Compliance does not mean you are secure.

PCI cannot be completely outsourced.

PCI is not an IT project, it is a process for the whole company.

12 If You Belong To A Partner Organization, You Have Access To Additional PCI Council Resources.

PCI Security Council Website - https://www.pcisecuritystandards.org/ 

PCI Special Interest Group (SIG) Participation
SIGs include many fringe PCI guidelines. Research is done, and recommendation papers are completed. The process takes about 18 months to 24 months. 2013 SIGs are working on PEN testing standardization and educating small businesses in an easy-to-understand manner.

Current SIG proposals:

  • Third-party services shared responsibilities clarification
  • Security of retail stores
  • Cryptographic keys and digital certificates security guidelines
  • Unattended security guidance (securing unattended units like ATMs, vending, pay at pump)
  • Network virtualization standards
  • Effective daily log monitoring – Reduce the time breaches go unnoticed.

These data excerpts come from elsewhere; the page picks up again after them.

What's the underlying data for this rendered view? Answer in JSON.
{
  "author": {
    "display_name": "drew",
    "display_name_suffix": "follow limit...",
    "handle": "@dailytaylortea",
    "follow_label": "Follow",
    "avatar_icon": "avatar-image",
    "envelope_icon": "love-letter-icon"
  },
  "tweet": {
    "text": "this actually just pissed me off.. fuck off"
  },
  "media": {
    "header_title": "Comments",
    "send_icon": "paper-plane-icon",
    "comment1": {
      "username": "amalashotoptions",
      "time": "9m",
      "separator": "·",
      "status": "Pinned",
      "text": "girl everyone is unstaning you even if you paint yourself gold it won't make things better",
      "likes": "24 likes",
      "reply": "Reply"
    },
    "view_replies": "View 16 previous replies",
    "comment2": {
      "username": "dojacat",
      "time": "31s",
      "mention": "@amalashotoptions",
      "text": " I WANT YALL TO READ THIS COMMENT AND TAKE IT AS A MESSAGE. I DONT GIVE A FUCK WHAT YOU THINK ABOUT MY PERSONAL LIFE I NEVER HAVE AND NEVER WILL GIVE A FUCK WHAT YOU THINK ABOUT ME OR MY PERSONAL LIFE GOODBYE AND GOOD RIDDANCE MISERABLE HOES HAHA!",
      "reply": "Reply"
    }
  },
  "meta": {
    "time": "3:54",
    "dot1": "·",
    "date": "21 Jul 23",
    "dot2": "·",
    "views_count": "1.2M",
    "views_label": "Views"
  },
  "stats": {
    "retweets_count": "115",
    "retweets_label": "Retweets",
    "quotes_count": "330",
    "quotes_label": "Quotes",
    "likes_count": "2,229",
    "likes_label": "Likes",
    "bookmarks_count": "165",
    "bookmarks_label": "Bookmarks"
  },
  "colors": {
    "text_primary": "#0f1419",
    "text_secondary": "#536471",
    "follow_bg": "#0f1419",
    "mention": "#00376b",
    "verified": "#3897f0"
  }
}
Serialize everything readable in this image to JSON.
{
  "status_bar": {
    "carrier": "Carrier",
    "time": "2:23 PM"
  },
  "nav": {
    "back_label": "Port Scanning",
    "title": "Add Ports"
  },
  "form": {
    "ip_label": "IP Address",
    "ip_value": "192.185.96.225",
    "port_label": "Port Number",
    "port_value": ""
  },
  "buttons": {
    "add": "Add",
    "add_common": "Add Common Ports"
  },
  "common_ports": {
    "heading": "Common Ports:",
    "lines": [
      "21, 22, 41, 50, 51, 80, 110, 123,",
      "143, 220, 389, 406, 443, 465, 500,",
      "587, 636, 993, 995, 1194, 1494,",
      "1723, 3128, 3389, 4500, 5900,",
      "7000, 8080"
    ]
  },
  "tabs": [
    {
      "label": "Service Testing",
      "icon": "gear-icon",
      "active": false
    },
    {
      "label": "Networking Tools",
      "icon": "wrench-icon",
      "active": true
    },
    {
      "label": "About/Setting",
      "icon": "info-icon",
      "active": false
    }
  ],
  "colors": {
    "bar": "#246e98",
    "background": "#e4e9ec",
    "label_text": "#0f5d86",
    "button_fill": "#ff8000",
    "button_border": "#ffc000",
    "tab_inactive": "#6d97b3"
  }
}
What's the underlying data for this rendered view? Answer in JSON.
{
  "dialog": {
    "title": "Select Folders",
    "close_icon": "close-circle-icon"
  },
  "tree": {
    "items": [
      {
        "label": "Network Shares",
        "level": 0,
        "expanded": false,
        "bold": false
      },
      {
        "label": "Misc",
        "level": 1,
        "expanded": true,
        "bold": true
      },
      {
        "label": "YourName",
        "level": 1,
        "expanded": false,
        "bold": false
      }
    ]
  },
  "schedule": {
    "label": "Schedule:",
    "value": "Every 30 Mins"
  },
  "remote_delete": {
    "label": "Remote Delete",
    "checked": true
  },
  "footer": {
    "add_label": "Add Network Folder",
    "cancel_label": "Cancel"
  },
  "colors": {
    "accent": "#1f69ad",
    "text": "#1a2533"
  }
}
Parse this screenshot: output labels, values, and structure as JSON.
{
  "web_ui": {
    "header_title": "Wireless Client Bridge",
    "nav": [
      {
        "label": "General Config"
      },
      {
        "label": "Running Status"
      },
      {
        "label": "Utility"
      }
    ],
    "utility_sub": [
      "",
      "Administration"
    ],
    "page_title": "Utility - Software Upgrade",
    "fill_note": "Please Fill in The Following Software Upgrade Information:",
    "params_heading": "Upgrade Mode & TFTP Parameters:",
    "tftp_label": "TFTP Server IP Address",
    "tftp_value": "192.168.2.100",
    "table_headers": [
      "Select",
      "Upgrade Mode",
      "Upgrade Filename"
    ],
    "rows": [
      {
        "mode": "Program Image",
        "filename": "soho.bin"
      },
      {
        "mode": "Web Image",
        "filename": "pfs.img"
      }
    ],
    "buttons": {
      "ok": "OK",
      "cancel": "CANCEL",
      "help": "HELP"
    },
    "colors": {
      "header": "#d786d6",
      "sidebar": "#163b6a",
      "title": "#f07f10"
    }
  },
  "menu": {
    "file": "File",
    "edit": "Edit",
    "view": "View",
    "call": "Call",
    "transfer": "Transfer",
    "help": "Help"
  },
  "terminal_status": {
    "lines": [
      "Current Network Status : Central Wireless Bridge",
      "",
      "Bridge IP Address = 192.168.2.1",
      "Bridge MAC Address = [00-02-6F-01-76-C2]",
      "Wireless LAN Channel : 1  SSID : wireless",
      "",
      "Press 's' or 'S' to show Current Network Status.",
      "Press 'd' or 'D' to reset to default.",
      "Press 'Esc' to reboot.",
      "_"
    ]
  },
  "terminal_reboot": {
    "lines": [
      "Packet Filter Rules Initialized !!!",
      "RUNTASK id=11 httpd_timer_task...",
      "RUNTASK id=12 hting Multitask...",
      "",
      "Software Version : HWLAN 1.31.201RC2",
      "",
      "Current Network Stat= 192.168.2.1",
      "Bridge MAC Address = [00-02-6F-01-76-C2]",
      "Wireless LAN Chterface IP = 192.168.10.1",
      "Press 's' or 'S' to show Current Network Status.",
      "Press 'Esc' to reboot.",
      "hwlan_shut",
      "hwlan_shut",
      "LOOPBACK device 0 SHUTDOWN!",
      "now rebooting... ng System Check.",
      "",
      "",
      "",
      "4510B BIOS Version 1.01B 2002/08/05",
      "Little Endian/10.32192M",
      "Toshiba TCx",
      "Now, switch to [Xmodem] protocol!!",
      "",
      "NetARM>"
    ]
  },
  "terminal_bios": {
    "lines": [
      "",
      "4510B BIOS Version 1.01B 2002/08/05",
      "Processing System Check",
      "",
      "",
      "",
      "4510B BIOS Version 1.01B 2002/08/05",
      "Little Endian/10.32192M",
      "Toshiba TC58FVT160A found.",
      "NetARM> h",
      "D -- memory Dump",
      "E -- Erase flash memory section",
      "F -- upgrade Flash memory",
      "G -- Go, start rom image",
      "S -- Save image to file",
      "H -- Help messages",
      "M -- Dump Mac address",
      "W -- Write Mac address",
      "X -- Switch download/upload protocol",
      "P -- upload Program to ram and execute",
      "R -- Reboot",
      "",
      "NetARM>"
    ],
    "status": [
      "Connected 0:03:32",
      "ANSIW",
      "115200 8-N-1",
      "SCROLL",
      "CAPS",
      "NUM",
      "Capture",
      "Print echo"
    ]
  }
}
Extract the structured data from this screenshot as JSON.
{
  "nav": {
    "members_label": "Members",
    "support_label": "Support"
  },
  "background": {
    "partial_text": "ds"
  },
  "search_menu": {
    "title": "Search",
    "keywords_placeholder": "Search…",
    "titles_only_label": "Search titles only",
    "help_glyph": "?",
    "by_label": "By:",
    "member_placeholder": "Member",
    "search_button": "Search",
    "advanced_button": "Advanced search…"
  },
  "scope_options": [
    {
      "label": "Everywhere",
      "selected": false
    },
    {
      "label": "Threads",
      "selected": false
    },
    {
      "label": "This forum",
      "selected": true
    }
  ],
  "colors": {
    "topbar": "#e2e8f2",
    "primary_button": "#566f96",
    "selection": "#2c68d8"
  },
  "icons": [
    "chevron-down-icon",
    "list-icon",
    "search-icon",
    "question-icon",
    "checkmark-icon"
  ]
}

Go To The PCI Security Council Community Meetings
There are three each year in Asia, North America and Europe. 2015 North America will be in Vancouver Sept. 29 through October 1.

HFTP is a member, and rumor has it that AH&LA is entertaining joining.

After three days of this, I am looking to work on another 12-step program. Happy securing!

Jeffrey Stephen Parker, CHTP, is the vice president and chief funologist for Stout Street Hospitality.